What to Expect: Play in the Land of Oz. This workshop is designed as a sandbox for exploration so participants can expect a low-stress, fun environment that does not require your ‘strictly work’ hat. You will have the time and space to:
- Converse with Models: Experience what it actually feels like to treat Gemini as a thought partner, not just a search engine.
- Build Your Own "Gems": Transform your syllabus or lecture notes into a specialized AI assistant that knows your specific teaching style.
- Explore Multimodal Potential: Experiment with Gemini in various modes—text, voice, and analysis—to see where it fits (and where it doesn't) in your workflow.
Takeaway Participants will leave not just knowing how to click buttons in a specific app, but with a foundational understanding of how to lead AI tools through the lens of your own expertise—no matter how much the technology shifts and changes.
Friday, February 13, 2026
1:00 - 3:00 p.m.
Virtual Session | Zoom
Guest Speaker Justin Cary, Program Director for CHAI: AI Analysis, Application, and
Ethics in Society, UNC-Chapel Hill
Justin Cary currently serves as Program Director for CHAI: AI Analysis, Application, and Ethics in Society. This exciting new Interdisciplinary Studies degree concentration offering both a Major and Minor supports the vision of UNC Charlotte's College of Humanities & Earth and Social Sciences of a future in which graduates studying and using AI center human skills, ethical frameworks, and critical thinking, preparing them to address the complex and important questions and challenges facing the world today. For over ten years, Cary has served students at Charlotte as a Senior Lecturer in the Writing, Rhetoric and Digital Studies Department and is a firm believer in the power of technology to empower and support students when used responsibly and critically. Cary fosters creation-first learning environments in his writing courses through AI Literacy to create agency for students, reshaping and redesigning educational experiences that foster active learning with AI, collaborative conversations, critical reflection, evaluation of AI outputs and much more. As an AI Faculty Fellow with Charlotte's Center for Teaching and Learning, Cary loves working with colleagues to learn, collaborate, and innovate with AI in teaching and learning and entering into key critical conversations about the role of emerging technologies in higher education. Cary is also a big gamer so feel free to challenge him to a round of Mario Kart any day of week!

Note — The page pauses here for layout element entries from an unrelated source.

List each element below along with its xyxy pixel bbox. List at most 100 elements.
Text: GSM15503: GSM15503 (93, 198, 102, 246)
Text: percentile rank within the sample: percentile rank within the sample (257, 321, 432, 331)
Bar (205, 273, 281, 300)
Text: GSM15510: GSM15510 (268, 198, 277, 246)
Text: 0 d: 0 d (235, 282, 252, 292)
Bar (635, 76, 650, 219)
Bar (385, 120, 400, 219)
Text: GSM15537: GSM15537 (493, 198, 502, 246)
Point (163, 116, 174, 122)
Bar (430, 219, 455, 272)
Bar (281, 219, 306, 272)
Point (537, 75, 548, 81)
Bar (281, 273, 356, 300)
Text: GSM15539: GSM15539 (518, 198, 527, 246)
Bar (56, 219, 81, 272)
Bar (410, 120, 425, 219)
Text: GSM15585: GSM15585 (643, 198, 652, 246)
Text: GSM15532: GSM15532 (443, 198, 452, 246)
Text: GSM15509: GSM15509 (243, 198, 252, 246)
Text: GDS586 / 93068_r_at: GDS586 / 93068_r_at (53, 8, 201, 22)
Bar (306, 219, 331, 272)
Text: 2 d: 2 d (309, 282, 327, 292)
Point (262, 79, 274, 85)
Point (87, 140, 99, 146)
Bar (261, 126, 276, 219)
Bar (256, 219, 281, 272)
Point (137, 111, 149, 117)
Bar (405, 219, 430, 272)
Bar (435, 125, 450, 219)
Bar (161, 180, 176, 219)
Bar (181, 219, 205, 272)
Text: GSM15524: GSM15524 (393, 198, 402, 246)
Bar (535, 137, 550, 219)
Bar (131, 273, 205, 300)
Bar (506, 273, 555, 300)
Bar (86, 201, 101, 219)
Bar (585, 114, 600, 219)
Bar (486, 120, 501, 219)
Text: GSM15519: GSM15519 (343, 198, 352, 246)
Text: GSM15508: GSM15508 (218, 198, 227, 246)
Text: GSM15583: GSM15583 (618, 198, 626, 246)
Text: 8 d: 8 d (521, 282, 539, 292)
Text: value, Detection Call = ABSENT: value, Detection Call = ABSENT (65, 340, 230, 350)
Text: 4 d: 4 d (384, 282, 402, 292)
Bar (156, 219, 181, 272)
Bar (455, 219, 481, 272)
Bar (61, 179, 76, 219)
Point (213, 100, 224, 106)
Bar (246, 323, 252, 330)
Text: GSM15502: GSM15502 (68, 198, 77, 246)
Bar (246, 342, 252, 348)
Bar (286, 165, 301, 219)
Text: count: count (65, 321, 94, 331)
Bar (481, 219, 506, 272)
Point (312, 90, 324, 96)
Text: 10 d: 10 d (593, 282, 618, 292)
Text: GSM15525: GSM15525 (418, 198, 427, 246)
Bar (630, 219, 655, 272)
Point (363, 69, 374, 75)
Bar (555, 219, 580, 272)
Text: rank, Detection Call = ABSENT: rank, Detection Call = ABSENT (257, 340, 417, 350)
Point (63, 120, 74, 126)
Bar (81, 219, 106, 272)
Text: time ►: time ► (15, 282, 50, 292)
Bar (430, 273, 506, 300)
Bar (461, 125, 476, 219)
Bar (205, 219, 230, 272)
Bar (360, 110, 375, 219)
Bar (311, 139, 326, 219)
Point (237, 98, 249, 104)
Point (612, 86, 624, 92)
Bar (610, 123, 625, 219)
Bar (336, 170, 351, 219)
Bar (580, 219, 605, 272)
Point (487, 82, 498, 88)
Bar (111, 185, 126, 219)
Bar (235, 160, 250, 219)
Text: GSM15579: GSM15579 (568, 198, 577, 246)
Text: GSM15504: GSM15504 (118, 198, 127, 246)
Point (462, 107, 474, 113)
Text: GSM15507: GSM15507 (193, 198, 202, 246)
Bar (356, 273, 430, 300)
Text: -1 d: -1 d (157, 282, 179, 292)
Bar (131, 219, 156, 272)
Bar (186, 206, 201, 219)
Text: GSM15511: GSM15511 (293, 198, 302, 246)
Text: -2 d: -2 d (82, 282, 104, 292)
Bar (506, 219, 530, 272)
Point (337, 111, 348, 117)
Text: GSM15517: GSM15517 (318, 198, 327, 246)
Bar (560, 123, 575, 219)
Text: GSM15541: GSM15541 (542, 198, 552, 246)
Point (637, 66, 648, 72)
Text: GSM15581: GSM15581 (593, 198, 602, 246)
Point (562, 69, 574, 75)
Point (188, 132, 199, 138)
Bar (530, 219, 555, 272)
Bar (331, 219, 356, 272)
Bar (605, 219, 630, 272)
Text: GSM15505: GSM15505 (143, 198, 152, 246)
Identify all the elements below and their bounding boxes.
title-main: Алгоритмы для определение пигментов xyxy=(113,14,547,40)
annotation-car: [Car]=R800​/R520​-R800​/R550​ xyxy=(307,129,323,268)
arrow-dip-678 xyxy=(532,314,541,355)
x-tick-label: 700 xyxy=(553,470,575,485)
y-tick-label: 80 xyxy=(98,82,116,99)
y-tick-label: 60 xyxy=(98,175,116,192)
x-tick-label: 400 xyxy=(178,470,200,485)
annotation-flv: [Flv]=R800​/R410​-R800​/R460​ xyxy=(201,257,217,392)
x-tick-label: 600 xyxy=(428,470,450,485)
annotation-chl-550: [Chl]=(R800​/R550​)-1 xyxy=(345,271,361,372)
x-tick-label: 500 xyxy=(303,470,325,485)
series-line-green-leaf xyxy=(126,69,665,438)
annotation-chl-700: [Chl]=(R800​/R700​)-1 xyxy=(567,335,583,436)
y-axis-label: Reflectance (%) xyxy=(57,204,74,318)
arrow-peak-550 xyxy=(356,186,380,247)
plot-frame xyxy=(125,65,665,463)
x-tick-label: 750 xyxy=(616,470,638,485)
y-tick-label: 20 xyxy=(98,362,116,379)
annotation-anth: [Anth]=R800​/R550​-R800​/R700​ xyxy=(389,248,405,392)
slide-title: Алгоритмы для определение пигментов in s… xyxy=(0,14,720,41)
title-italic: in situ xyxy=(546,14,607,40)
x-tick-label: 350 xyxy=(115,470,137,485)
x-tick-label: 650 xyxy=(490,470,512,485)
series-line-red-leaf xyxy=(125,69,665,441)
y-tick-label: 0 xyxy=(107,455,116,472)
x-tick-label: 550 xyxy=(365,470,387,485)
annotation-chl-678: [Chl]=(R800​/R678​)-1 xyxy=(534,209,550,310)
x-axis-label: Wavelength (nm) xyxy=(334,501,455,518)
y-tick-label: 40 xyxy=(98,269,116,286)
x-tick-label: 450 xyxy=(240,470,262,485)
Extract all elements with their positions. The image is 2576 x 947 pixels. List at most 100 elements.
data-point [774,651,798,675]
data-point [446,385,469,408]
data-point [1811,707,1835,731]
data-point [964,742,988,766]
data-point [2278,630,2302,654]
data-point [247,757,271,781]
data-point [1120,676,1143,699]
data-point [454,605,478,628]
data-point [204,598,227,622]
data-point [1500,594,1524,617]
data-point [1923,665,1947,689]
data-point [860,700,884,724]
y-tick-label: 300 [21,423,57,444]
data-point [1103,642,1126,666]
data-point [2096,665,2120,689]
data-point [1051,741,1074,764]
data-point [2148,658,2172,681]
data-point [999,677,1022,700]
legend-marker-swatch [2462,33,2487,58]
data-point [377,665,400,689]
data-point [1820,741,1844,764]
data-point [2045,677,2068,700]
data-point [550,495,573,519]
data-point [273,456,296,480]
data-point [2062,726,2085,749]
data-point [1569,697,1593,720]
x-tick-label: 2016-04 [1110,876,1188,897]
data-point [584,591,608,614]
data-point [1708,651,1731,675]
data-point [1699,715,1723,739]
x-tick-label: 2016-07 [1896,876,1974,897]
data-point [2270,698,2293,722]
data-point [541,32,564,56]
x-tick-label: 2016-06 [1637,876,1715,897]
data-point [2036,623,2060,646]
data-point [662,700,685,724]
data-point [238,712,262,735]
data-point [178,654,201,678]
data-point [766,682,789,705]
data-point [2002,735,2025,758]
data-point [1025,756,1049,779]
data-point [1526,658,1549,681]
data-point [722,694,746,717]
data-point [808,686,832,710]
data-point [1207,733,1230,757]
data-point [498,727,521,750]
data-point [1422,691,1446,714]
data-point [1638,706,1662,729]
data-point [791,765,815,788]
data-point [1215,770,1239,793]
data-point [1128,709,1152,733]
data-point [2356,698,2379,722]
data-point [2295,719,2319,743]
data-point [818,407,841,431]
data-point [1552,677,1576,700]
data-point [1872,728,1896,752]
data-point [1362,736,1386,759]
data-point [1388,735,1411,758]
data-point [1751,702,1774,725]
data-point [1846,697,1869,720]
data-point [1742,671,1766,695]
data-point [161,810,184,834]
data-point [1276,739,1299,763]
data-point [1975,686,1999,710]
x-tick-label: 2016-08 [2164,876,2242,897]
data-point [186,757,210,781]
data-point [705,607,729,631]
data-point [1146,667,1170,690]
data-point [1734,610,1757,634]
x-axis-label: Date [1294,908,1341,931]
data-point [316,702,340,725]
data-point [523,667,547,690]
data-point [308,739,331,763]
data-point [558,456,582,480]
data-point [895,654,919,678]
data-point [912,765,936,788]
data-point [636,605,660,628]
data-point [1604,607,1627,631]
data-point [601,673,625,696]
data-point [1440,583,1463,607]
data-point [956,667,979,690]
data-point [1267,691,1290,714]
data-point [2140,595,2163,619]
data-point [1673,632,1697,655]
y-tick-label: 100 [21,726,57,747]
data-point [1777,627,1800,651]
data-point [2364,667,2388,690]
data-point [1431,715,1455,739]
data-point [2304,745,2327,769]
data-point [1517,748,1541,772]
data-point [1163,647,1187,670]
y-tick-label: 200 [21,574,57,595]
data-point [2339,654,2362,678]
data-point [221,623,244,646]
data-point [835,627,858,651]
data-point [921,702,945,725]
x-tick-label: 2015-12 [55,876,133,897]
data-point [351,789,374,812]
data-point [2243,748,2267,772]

ORSD-Research Development Training & Engagement Winter Grant Writing Series
Part Two: The Proposal Writing Retreat
Close out the first month of the new semester with a full day of productive writing in a relaxed atmosphere among your colleagues! ORSD has partnered with The Writing Center to provide space and resources for you to create a document that is ready-for-review by a Program Officer. Writing Center staff will be available to assist with writing style nuances, while ORSD staff will offer guidance on additional parts of the proposal development process. The ultimate goal for The Writing Retreat is for you to walk away, confidently, with a well-written project summary on which a Program Officer could provide feedback relative to the sponsor's mission and priorities.
Friday, February 20, 2026
8:30-11:00 a.m. | Break for Lunch | 1:00-4:00 p.m.